Though ajp protocol comes enabled by default and listens at tcp port 8009, it is bound to ip address 0. The script detects a service supporting the apache jserv protocol ajp version 1. Apache jserv protocol ajp is a packetoriented binary protocol designed to proxy inbound requests from a public web server to a private application server. A severe vulnerability exists in apache tomcat s apache jserv protocol. For more information on the vulnerability, please refer to the information provided by apache software foundation. Cve20201938 ajp request injection and potential remote code execution. Ghostcat vulnerability in the tomcat apache jserv protocol. Apache software foundation has released new versions of apache tomcat 7, 8.

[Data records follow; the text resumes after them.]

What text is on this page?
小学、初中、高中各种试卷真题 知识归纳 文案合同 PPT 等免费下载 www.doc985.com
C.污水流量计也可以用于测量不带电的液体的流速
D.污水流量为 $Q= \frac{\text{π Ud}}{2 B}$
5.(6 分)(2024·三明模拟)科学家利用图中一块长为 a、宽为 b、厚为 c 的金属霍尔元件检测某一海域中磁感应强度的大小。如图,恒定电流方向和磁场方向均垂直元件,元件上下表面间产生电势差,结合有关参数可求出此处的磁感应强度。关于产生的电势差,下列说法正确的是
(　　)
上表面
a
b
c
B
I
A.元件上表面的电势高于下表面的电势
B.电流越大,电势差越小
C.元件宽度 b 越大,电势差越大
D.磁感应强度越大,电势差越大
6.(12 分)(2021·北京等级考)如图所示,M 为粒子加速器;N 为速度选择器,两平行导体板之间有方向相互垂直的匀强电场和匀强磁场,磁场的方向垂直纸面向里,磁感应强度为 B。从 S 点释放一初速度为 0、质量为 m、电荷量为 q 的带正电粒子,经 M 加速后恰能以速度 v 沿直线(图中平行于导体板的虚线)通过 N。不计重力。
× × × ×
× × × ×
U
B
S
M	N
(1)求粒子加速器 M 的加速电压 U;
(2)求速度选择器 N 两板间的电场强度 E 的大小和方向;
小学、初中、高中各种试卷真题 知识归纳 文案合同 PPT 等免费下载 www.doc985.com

Apache tomcat exploit poised to pounce, stealing files. The apache tomcat opensource web server supports various javascriptbased technologies, including the apache jserv protocol ajp interface, which is where the vulnerability. Red hat has released a security advisory and updated software to address the apache tomcat java apache jserv protocol connector invalid header denial of service vulnerability. This vulnerability is due to a flaw in the tomcat apache jserv protocol ajp. An unauthenticated, remote attacker could exploit this vulnerability by sending a crafted apache jserv protocol ajp request with a content length of zero to a targeted device. Apache tomcat improper input validation vulnerability. The ajp protocol is enabled by default, listening on tcp port 8089 and bonded to ip address 0. Chaitin says the vulnerability is related to the apache jserv protocol ajp protocol, which is designed to improve performance by proxying inbound requests from a. Apache jserv protocol ajp public wan internet accessible. If you are forced to use ajp or the apache jserv protocol, you will be vulnerable. Due to a flaw in the apache tomcat jserv protocol, or ajp, a file inclusion vulnerability exists where an attacker has the ability to read and write privileges in the webapp directory of apache tomcat. Exploiting apache tomcat through port 8009 using the apache. Cve20201938 ajp request injection and potential remote code execution severity.